[HACKERS] Proposed COLLATE implementation

Martijn van Oosterhout Tue, 27 Dec 2005 05:30:21 -0800

Greetings all,

If you're not interested in COLLATE, operator classes or related
things, stop now, this is quite a long email.


Firstly, status. PostgreSQL doesn't really support collations at all.
The order of strings is defined at initdb time by the locale then and
cannot be changed later. We allow lists to be sorted in either
ascending or decending order but that's about it. Whatever order there
is is deduced from b-tree operator classes.

The purpose of this patch is to raise collations to (reasonably) first
class object. The idea is that you can define a collation across any
type and that you will then be able to ORDER BY, GROUP BY and INDEX
using that collation. A collation defines both order and equality.

The SQL standard does define COLLATE although they only apply that to
character strings. There are no predefined collations in the standard.
There are rules about how collations and collation states propegate
from the leaves of the parse tree all the way to the root. In its
simplest form, columns and constants have defined collations which
modify the behaviour of functions using these values. At any point in
the parse tree the user can override the collation with an explicit
<collate clause>. If there is ambiguity about what collation applies at
any point for a function that needs to know, this is a error.

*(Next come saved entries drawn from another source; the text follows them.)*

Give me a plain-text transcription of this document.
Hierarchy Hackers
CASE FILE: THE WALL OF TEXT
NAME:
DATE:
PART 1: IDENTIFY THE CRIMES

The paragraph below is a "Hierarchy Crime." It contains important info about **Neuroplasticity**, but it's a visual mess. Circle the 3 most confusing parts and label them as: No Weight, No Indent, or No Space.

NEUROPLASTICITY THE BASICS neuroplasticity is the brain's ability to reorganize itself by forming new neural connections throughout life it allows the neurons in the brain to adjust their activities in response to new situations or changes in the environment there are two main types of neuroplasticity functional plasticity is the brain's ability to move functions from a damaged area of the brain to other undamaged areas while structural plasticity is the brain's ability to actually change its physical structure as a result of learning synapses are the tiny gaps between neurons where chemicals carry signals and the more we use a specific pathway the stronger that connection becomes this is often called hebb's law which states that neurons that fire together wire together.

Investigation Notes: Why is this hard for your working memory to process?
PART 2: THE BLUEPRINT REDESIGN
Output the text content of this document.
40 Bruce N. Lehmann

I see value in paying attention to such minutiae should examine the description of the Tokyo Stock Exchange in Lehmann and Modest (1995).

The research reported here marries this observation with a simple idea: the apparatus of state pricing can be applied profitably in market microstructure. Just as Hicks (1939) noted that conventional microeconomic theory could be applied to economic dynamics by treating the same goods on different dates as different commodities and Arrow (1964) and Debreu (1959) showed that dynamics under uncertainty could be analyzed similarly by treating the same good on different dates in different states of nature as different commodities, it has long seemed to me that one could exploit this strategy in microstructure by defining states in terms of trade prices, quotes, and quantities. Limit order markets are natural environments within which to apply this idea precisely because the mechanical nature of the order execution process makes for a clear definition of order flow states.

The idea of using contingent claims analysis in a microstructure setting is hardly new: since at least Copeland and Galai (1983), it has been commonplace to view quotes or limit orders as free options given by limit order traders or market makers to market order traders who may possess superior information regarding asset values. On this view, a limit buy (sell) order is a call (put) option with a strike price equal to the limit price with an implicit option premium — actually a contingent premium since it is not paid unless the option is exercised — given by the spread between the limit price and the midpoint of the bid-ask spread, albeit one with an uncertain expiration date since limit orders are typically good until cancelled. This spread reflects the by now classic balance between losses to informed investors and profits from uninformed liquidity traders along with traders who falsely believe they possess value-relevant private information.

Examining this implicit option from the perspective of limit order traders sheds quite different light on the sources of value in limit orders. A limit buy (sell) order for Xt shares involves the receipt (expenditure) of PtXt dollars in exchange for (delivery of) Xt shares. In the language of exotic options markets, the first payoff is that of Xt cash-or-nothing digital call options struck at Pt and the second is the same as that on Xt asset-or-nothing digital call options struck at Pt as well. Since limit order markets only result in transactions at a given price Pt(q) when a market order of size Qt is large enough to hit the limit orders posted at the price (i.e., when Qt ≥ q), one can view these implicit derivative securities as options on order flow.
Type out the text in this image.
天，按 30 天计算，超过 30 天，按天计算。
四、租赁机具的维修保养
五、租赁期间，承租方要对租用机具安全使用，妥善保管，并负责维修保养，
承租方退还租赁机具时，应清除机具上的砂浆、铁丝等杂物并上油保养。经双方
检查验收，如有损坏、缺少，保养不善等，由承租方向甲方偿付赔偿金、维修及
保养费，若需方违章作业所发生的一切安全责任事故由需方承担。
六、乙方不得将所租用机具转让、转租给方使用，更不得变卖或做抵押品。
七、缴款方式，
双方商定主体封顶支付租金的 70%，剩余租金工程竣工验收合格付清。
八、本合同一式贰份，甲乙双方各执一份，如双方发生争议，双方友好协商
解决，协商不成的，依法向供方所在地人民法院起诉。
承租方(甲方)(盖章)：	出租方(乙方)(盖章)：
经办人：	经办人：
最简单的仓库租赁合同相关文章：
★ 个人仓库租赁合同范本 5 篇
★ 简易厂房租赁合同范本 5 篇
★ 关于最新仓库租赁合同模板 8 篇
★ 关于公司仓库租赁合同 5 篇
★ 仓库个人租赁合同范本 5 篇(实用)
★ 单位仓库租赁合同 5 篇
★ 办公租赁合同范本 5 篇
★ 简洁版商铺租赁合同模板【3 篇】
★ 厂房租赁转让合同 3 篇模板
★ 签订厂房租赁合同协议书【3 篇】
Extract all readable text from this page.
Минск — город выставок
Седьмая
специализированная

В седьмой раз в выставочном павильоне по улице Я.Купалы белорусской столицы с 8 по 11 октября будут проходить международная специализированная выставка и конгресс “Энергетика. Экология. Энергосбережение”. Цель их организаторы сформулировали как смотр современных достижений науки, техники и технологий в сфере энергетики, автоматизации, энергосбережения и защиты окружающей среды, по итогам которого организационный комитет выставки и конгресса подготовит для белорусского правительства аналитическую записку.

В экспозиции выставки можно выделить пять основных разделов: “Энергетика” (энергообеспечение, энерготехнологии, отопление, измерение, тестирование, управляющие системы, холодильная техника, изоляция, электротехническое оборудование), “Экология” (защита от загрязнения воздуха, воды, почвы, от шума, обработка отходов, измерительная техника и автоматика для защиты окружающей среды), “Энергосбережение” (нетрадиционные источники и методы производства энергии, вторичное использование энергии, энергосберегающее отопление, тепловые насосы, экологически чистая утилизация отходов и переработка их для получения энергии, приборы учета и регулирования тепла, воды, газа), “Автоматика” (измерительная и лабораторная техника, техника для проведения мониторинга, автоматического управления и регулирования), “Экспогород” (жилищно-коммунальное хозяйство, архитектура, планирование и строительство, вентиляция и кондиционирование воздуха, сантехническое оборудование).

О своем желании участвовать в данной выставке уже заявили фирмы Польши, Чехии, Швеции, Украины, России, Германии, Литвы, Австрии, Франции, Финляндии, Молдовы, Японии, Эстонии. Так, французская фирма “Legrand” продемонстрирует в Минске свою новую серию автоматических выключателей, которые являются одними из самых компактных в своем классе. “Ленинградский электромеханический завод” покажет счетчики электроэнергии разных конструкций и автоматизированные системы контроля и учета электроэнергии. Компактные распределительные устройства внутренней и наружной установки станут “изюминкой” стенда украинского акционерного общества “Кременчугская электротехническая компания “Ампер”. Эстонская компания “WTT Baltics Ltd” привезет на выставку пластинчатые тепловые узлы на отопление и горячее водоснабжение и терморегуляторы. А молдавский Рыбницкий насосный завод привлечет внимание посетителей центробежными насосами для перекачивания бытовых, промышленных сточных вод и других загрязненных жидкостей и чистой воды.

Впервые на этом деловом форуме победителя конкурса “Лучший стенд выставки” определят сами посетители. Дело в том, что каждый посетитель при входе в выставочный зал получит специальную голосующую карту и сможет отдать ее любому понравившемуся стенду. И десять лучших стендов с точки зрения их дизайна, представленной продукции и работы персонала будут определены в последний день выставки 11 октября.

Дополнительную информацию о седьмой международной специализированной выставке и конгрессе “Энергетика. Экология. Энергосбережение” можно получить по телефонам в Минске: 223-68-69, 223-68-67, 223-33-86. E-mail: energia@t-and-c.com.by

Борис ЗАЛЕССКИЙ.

All this is parse-time analysis.

Proposed Implementation:

NODES

To implement the above, two new node types are created: CollateClause
which represents the <collate clause> in SQL syntax, and CollateState
which represents the actual state at any node. Currently the only nodes
expected to require these are OpExpr, FuncExpr, Var and Const. Although
I guess it may apply to any node that can be used in an expression.

CATALOG CHANGES

To track collations requires a new table in the catalog, which I have
named pg_collations. It contains the following fields:

Oid oid;           -- OID for this collation
Name collname;     -- Name of the collation (for collate clause)
bool collasc;      -- Ascending or descending
Oid  collopclass;  -- Implementing Operator Class
int4 colltype;     -- Currently, 0=simple, 1=uses locale
Oid colllocale;    -- Locale in pg_locales

(Should we be identifying the type here? or is it ok to lookup the type
via the operator class).

The first few fields name the collation so it can be referred to by the
user. Then the collasc field determines how to use the operator class
as given in the collopclass field. If it indicates descending order, it
will invert the sense of the operator class. For example, asking for
the GT op for a reverse collation will actually return the LT operator
for the operator class.

The purpose of the colltype and colllocale fields are described further
down.

The important thing at this point is that by specifying a collation you
are also specifying an operator class. At the moment the ascending and
descending collations for each type are hard-coded for initdb. At the
moment they have been allocated OIDs starting at 2800, which is the
first large available block.

Each column of a table has a default collation, which defaults to the
default collation of the type but can be specified in the table
declaration. To store this requires an additional column in
pg_attribute (attcollate) which contains the OID of the collation for
that column. When it is referenced in a query, this collation is copied
to the CollateState node of the Var node, from whence it can affect the
query.

Finally, to allow the parser to complain about ambiguous CollateStates,
we need to indicate which functions actually need a senseble collate
state to function. To this end a single boolean field has been added to
pg_proc (proneedcollate). If this is true, the parser should error out
when the collation state is COLLATE_NONE.

INDEXES

Another place you will be allowed to use the collate clause is while
creating indexes. If you declare an index using a particular collation,
it can be used in queries that order by the same collation. Note, that
the collate clause indicates the operator class, so you can either
specify one or the other, but not both.

So each column of an index will also have a collation. However,
pg_attribute has already got an extra field to store the collation for
columns so it makes sense to store the collation here. In the process
the pg_index.indclass field becomes redundant as it can be inferred
from the pg_attribute rows associated with the index.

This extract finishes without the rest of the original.